My suspicions are confirmed when Richard gets up mere seconds after Hope’s departure. “Did I hear someone say there are warm crescent rolls?” he says, rolling over and clicking on the TV. I pour us steaming bowls of caffè latte, load up a tray with the rolls and some biscotti, and bring it into the living room, where Richard is watching the Macy’s Thanksgiving Day Parade from the sofa bed. Now that he’s awake, I give Chloe her busy box to play with. I climb across Richard and sit on the foot of the bed where I can keep an eye on Chloe who, intermittently, is distracted by the large floats on TV, as is Richard. Nonetheless, I decide the time is right for me to begin my interrogation. Besides, I might even get more information from Richard this way.

“So what is up with my dad?’

“What do you mean?”

“Is he okay? He seems just, I don’t know, a little distant and distracted lately, and I was wondering if everything is all right.”

Richard doesn’t say anything. He and Chloe are mesmerized by a giant SpongeBob SquarePants balloon floating down Thirty-fourth Street.

“I’m worried. Do you think he is all right physically? Do you think he could be sick?”

“What makes you think he’s sick?”

“I don’t know, nothing really,” I tell him, remembering my father’s deliberate speech and his forgetfulness. “It’s just that I get the feeling that he is keeping something from me, that’s all. And it would be just like him to not want to share bad news like that.”

Again, nothing from Richard. He helps himself to another roll, his third.

“Has he said anything to you? Because if he has, I think you should tell me. As his only child, I think I have a right to know. He is not a young man anymore, and any time now I might have to start, you know, making arrangements for his care.”

“No, he hasn’t said anything, and he doesn’t look sick. Not that I have seen too much of him lately, but when I have, he seems the picture of health.”

I slump against the pillows, unsatisfied. I suspect he’s lying.

Rather improbably, Richard and my father had become friends over the years. Even though I’d done my best to keep him a secret, a few weeks after we met, Richard, tired of my begging to be left off at the top of my street when he dropped me off after the Al-Anon meeting, insisted on taking me home and meeting my parents. (He’s a bit of a prude and wanted to dispel any notion of impropriety should I be seen getting out of his sports car late at night by one of our well-meaning but meddlesome neighbors.) And there was a time when my mother had tried to quit drinking in earnest and Richard had actually moved in with us briefly, acting in equal parts as an older brother, AA sponsor, and friend. Richard and my dad still occasionally meet for dinner, or take in a movie, or get together on a Sunday afternoon to watch the Steelers.

Richard takes a long draft of his coffee and helps himself to another biscotti. He knows me well enough to know that I haven’t given up; I’m merely considering my next line of questioning.
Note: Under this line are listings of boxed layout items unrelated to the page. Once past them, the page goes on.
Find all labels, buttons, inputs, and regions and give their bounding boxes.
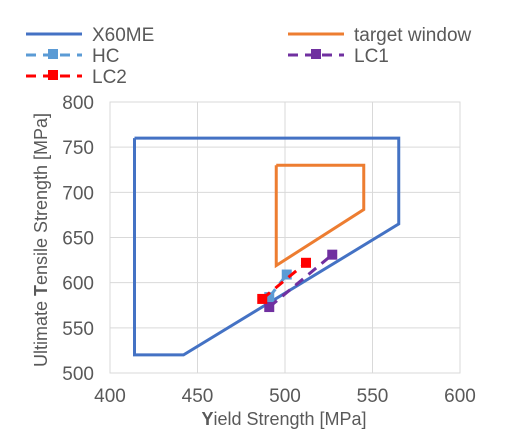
x-axis-title-rest: ield Strength [MPa] <box>213 409 366 429</box>
legend-item-lc2: LC2 <box>26 67 127 88</box>
y-tick-label-500: 500 <box>62 364 94 385</box>
x-axis-title-initial: Y <box>201 409 213 429</box>
y-tick-label-700: 700 <box>62 183 94 204</box>
x-tick-label-400: 400 <box>94 386 126 407</box>
y-tick-label-650: 650 <box>62 229 94 250</box>
legend-label-lc1: LC1 <box>354 46 389 67</box>
gridlines <box>109 101 461 374</box>
y-tick-label-800: 800 <box>62 93 94 114</box>
legend: X60ME target window HC LC1 LC2 <box>26 25 472 88</box>
legend-label-target-window: target window <box>354 25 472 46</box>
series-line-lc2 <box>261 261 307 301</box>
y-axis-title: Ultimate Tensile Strength [MPa] <box>31 113 51 367</box>
data-point-lc1-1 <box>327 249 338 260</box>
legend-item-x60me: X60ME <box>26 25 154 46</box>
legend-label-lc2: LC2 <box>92 67 127 88</box>
series-target-window <box>274 163 366 269</box>
series-line-lc1 <box>268 253 334 309</box>
legend-label-x60me: X60ME <box>92 25 154 46</box>
data-point-hc-1 <box>281 269 292 280</box>
y-axis-title-rest: ensile Strength [MPa] <box>31 113 51 285</box>
series-layer <box>133 136 401 357</box>
data-point-hc-0 <box>264 292 275 303</box>
plot-area-border <box>109 101 461 374</box>
legend-item-lc1: LC1 <box>288 46 389 67</box>
y-axis-title-initial: T <box>31 285 51 296</box>
tick-labels: 400 450 500 550 600 500 550 600 650 700 750 800 <box>62 93 476 407</box>
x-tick-label-450: 450 <box>182 386 214 407</box>
legend-marker-lc2 <box>48 70 58 80</box>
series-line-x60me <box>133 136 401 357</box>
data-point-lc2-0 <box>257 293 268 304</box>
legend-marker-lc1 <box>311 49 321 59</box>
x-tick-label-550: 550 <box>357 386 389 407</box>
series-lc2 <box>257 257 311 304</box>
data-point-lc1-0 <box>264 302 275 313</box>
y-tick-label-600: 600 <box>62 274 94 295</box>
x-axis-title: Yield Strength [MPa] <box>201 409 366 429</box>
series-lc1 <box>264 249 338 313</box>
x-tick-label-500: 500 <box>269 386 301 407</box>
legend-item-target-window: target window <box>288 25 472 46</box>
legend-label-hc: HC <box>92 46 119 67</box>
x-tick-label-600: 600 <box>444 386 476 407</box>
y-tick-label-550: 550 <box>62 319 94 340</box>
legend-marker-hc <box>48 49 58 59</box>
data-point-lc2-1 <box>301 257 311 268</box>
series-line-target-window <box>274 163 366 269</box>
legend-item-hc: HC <box>26 46 119 67</box>
y-tick-label-750: 750 <box>62 138 94 159</box>
y-axis-title-prefix: Ultimate <box>31 296 51 367</box>
series-x60me <box>133 136 401 357</box>
series-hc <box>264 269 292 303</box>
Richard puts his coffee mug down on the breakfast tray, folds his hands across his stomach, and gives me his full attention. “Well, have you asked him if anything is wrong?”

“Of course I have.”

“Well?”

“He said everything is fine, he’s just been busy.”

He pauses a minute, then continues, “Well, then, I think he’s just been busy.” There is something about the way he says busy. I look up sharply, and Richard quickly looks away.